Dall: Ich kann die Forschungsfrage nun innerhalb eines größeren Kontexts untersuchen und bin nicht mehr darauf beschränkt, einzelne und abgegrenzte Fragestellungen herausgreifen zu müssen. Gerade im Hinblick auf eine künftige Wirkstoffentwicklung ist es wichtig, den zugrunde liegenden Mechanismus wirklich im Detail zu verstehen. Dieses Wissen können wir nun aufbauen.

Was motiviert Sie im Forschungsalltag?

Dall: Das Rätsel hinter dem Legumain fasziniert mich. Die Ergebnisse unserer Laborexperimente sind mitunter sehr überraschend. Gegebenenfalls muss man umdenken, kreativ sein und einen neuen Weg finden. Gleichzeitig muss man immer auch das große Forschungsziel vor Augen haben.

Haben Sie Vorbilder, die Sie bei Ihrer Arbeit inspirieren?

Dall: Hans Brandstetter, der Leiter meiner Forschungsgruppe an der Uni Salzburg, ist für meine Arbeit natürlich sehr wichtig. Er engagiert sich dafür, dass junge Forschende auch ihre eigenen Ideen umsetzen können. Als sehr inspirierende Persönlichkeit habe ich auch den mittlerweile verstorbenen Molekularbiologen und Nobelpreisträger Oliver Smithies erlebt, den ich vor einigen Jahren bei der Nobelpreisträgertagung in Lindau kennenlernen durfte. Er hatte mit weit über 80 Jahren noch große Freude an der Wissenschaft und ist auch in diesem Alter noch im Labor gestanden, um Experimente durchzuführen.


Elfriede Dall schloss 2013 an der Universität Salzburg ihr Doktorat in Molekularbiologie ab. Seit 2014 ist sie Senior Scientist in der Arbeitsgruppe für Strukturbiologie von Hans Brandstetter am Department für Biowissenschaften und Medizinische Biologie der Universität Salzburg. Bereits Dalls bisheriges, seit 2018 laufendes FWF-Projekt war der Erforschung von Legumain gewidmet.


Zum Projekt

Das START-Projekt „Functional Studies on Extra-lysosomal Legumain“ untersucht die Funktionen des Proteins Legumain außerhalb des Endolysosoms der menschlichen Zelle. Üblicherweise ist die Wirkung des Moleküls, das körperfremde Antigene aufspaltet, auf dieses Zellorganell beschränkt.

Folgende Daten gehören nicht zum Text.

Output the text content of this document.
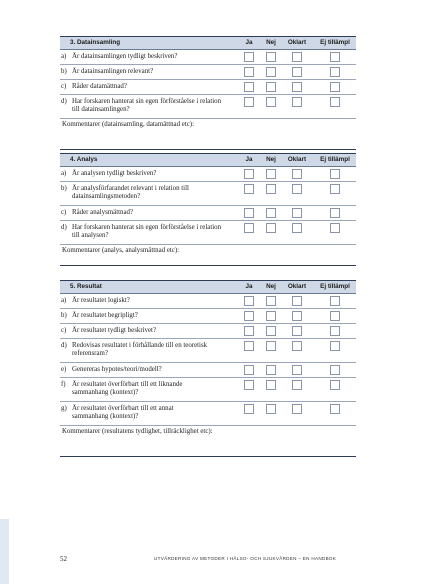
3. Datainsamling	Ja	Nej	Oklart	Ej tillämpl
a) Är datainsamlingen tydligt beskriven?
b) Är datainsamlingen relevant?
c) Råder datamättnad?
d) Har forskaren hanterat sin egen förförståelse i relation till datainsamlingen?
Kommentarer (datainsamling, datamättnad etc):
4. Analys	Ja	Nej	Oklart	Ej tillämpl
a) Är analysen tydligt beskriven?
b) Är analysförfarandet relevant i relation till datainsamlingsmetoden?
c) Råder analysmättnad?
d) Har forskaren hanterat sin egen förförståelse i relation till analysen?
Kommentarer (analys, analysmättnad etc):
5. Resultat	Ja	Nej	Oklart	Ej tillämpl
a) Är resultatet logiskt?
b) Är resultatet begripligt?
c) Är resultatet tydligt beskrivet?
d) Redovisas resultatet i förhållande till en teoretisk referensram?
e) Genereras hypotes/teori/modell?
f) Är resultatet överförbart till ett liknande sammanhang (kontext)?
g) Är resultatet överförbart till ett annat sammanhang (kontext)?
Kommentarer (resultatens tydlighet, tillräcklighet etc):
52	UTVÄRDERING AV METODER I HÄLSO- OCH SJUKVÅRDEN – EN HANDBOK
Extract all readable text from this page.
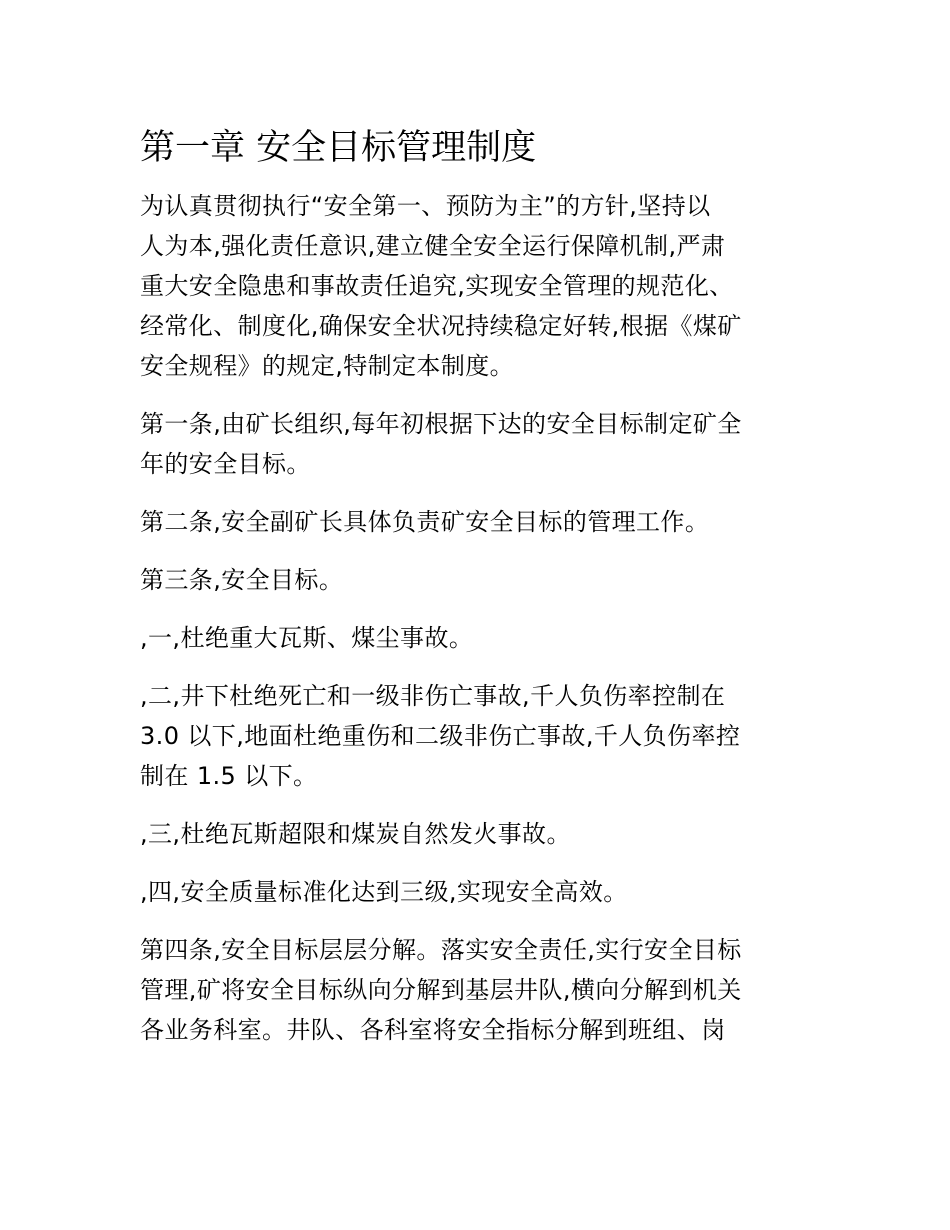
第一章 安全目标管理制度

为认真贯彻执行“安全第一、预防为主”的方针,坚持以
人为本,强化责任意识,建立健全安全运行保障机制,严肃
重大安全隐患和事故责任追究,实现安全管理的规范化、
经常化、制度化,确保安全状况持续稳定好转,根据《煤矿
安全规程》的规定,特制定本制度。

第一条,由矿长组织,每年初根据下达的安全目标制定矿全
年的安全目标。

第二条,安全副矿长具体负责矿安全目标的管理工作。

第三条,安全目标。

,一,杜绝重大瓦斯、煤尘事故。

,二,井下杜绝死亡和一级非伤亡事故,千人负伤率控制在
3.0 以下,地面杜绝重伤和二级非伤亡事故,千人负伤率控
制在 1.5 以下。

,三,杜绝瓦斯超限和煤炭自然发火事故。

,四,安全质量标准化达到三级,实现安全高效。

第四条,安全目标层层分解。落实安全责任,实行安全目标
管理,矿将安全目标纵向分解到基层井队,横向分解到机关
各业务科室。井队、各科室将安全指标分解到班组、岗
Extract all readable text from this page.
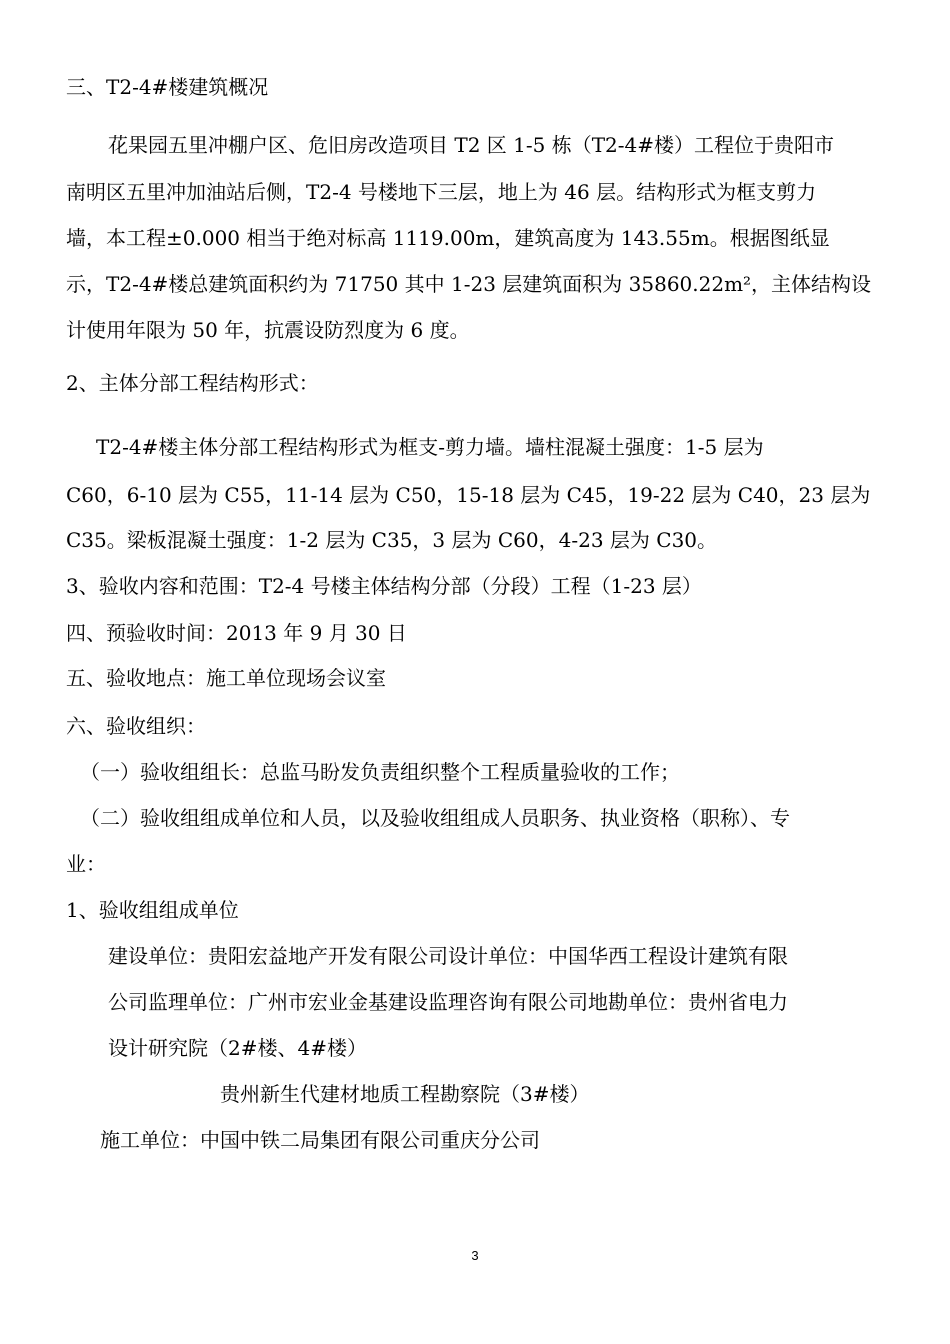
三、T2-4#楼建筑概况
花果园五里冲棚户区、危旧房改造项目 T2 区 1-5 栋（T2-4#楼）工程位于贵阳市
南明区五里冲加油站后侧，T2-4 号楼地下三层，地上为 46 层。结构形式为框支剪力
墙，本工程±0.000 相当于绝对标高 1119.00m，建筑高度为 143.55m。根据图纸显
示，T2-4#楼总建筑面积约为 71750 其中 1-23 层建筑面积为 35860.22m²，主体结构设
计使用年限为 50 年，抗震设防烈度为 6 度。
2、主体分部工程结构形式：
T2-4#楼主体分部工程结构形式为框支-剪力墙。墙柱混凝土强度：1-5 层为
C60，6-10 层为 C55，11-14 层为 C50，15-18 层为 C45，19-22 层为 C40，23 层为
C35。梁板混凝土强度：1-2 层为 C35，3 层为 C60，4-23 层为 C30。
3、验收内容和范围：T2-4 号楼主体结构分部（分段）工程（1-23 层）
四、预验收时间：2013 年 9 月 30 日
五、验收地点：施工单位现场会议室
六、验收组织：
（一）验收组组长：总监马盼发负责组织整个工程质量验收的工作；
（二）验收组组成单位和人员，以及验收组组成人员职务、执业资格（职称）、专
业：
1、验收组组成单位
建设单位：贵阳宏益地产开发有限公司设计单位：中国华西工程设计建筑有限
公司监理单位：广州市宏业金基建设监理咨询有限公司地勘单位：贵州省电力
设计研究院（2#楼、4#楼）
贵州新生代建材地质工程勘察院（3#楼）
施工单位：中国中铁二局集团有限公司重庆分公司
3
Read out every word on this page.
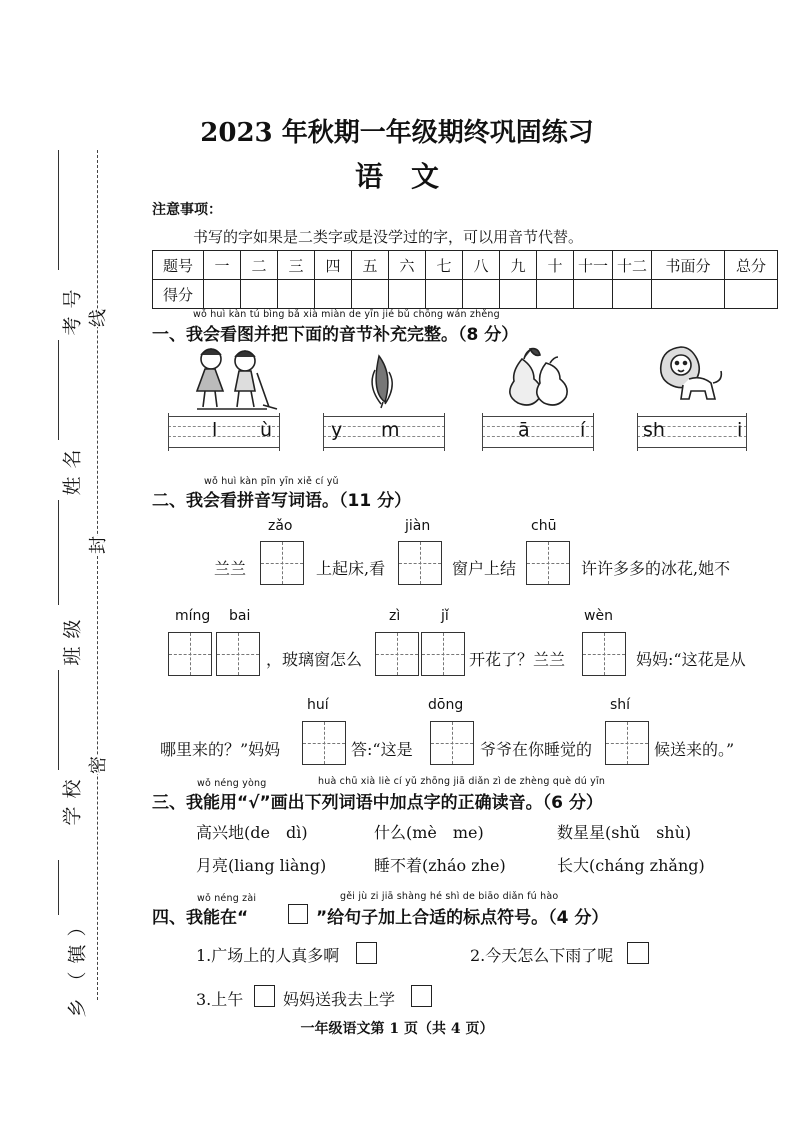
考号
姓名
班级
学校
乡（镇）
线
封
密
2023 年秋期一年级期终巩固练习
语　文
注意事项：
书写的字如果是二类字或是没学过的字，可以用音节代替。
题号	一	二	三	四	五	六	七	八	九	十	十一	十二	书面分	总分
得分														
wǒ huì kàn tú bìng bǎ xià miàn de yīn jié bǔ chōng wán zhěng
一、我会看图并把下面的音节补充完整。（8 分）
l ù	y m	ā	í	sh	i
wǒ huì kàn pīn yīn xiě cí yǔ
二、我会看拼音写词语。（11 分）
zǎo	jiàn	chū
兰兰	上起床,看	窗户上结	许许多多的冰花,她不
míng bai	zì	jǐ	wèn
，玻璃窗怎么	开花了？兰兰	妈妈:“这花是从
huí	dōng	shí
哪里来的？”妈妈	答:“这是	爷爷在你睡觉的	候送来的。”
wǒ néng yòng	huà chū xià liè cí yǔ zhōng jiā diǎn zì de zhèng què dú yīn
三、我能用“√”画出下列词语中加点字的正确读音。（6 分）
高兴地(de　dì)	什么(mè　me)	数星星(shǔ　shù)
月亮(liang liàng)	睡不着(zháo zhe)	长大(cháng zhǎng)
wǒ néng zài	gěi jù zi jiā shàng hé shì de biāo diǎn fú hào
四、我能在“	”给句子加上合适的标点符号。（4 分）
1.广场上的人真多啊	2.今天怎么下雨了呢
3.上午 妈妈送我去上学
一年级语文第 1 页（共 4 页）
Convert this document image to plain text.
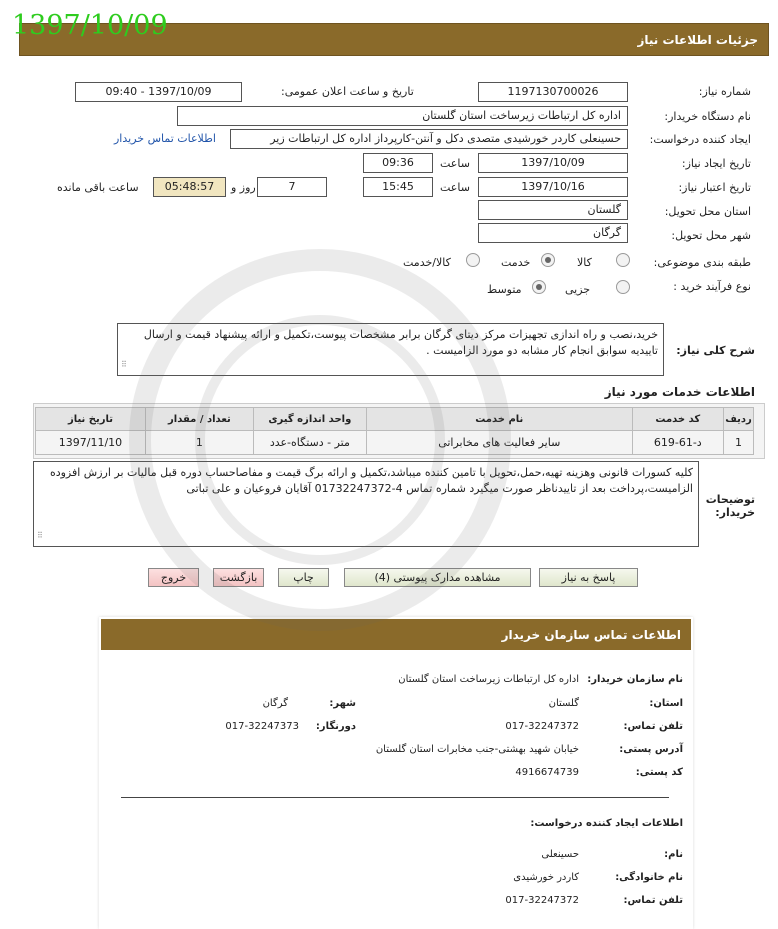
1397/10/09	جزئيات اطلاعات نياز
شماره نیاز:
1197130700026
تاریخ و ساعت اعلان عمومی:
1397/10/09 - 09:40
نام دستگاه خریدار:
اداره کل ارتباطات زیرساخت استان گلستان
ایجاد کننده درخواست:
حسینعلی کاردر خورشیدی متصدی دکل و آنتن-کارپرداز اداره کل ارتباطات زیر
اطلاعات تماس خریدار
تاریخ ایجاد نیاز:
1397/10/09
ساعت
09:36
تاریخ اعتبار نیاز:
1397/10/16
ساعت
15:45
7
روز و
05:48:57
ساعت باقی مانده
استان محل تحویل:
گلستان
شهر محل تحویل:
گرگان
طبقه بندی موضوعی:
کالا
خدمت
کالا/خدمت
نوع فرآیند خرید :
جزیی
متوسط
شرح کلی نیاز:
خرید،نصب و راه اندازی تجهیزات مرکز دیتای گرگان برابر مشخصات پیوست،تکمیل و ارائه پیشنهاد قیمت و ارسال تاییدیه سوابق انجام کار مشابه دو مورد الزامیست .
⠿
اطلاعات خدمات مورد نیاز
ردیف	کد خدمت	نام خدمت	واحد اندازه گیری	تعداد / مقدار	تاریخ نیاز
1	د-61-619	سایر فعالیت های مخابراتی	متر - دستگاه-عدد	1	1397/11/10
توضیحات خریدار:
کلیه کسورات قانونی وهزینه تهیه،حمل،تحویل با تامین کننده میباشد،تکمیل و ارائه برگ قیمت و مفاصاحساب دوره قبل مالیات بر ارزش افزوده الزامیست،پرداخت بعد از تاییدناظر صورت میگیرد شماره تماس 4-01732247372 آقایان فروعیان و علی تباتی
⠿
پاسخ به نیاز
مشاهده مدارک پیوستی (4)
چاپ
بازگشت
خروج
اطلاعات تماس سازمان خریدار
نام سازمان خریدار:
اداره کل ارتباطات زیرساخت استان گلستان
استان:
گلستان
شهر:
گرگان
تلفن تماس:
017-32247372
دورنگار:
017-32247373
آدرس پستی:
خیابان شهید بهشتی-جنب مخابرات استان گلستان
کد پستی:
4916674739
اطلاعات ایجاد کننده درخواست:
نام:
حسینعلی
نام خانوادگی:
کاردر خورشیدی
تلفن تماس:
017-32247372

Außerhalb werden allerdings andere Mechanismen wirksam, die mit dem Auftreten von Krebs und Alzheimer assoziiert sind. Diese Funktionen sollen eingehend erforscht werden, um die Basis für Wirkstoffe in diesem Bereich zu legen.


Der START-Preis

Das Karriereprogramm des Wissenschaftsfonds FWF richtet sich an junge Spitzenforschende, denen die Möglichkeit gegeben wird, auf längere Sicht und finanziell weitgehend abgesichert ihre Forschungen zu planen. Der START-Preis ist mit bis zu 1,2 Millionen Euro dotiert und zählt neben dem Wittgenstein-Preis zur prestigeträchtigsten und höchstdotierten wissenschaftlichen Auszeichnung Österreichs.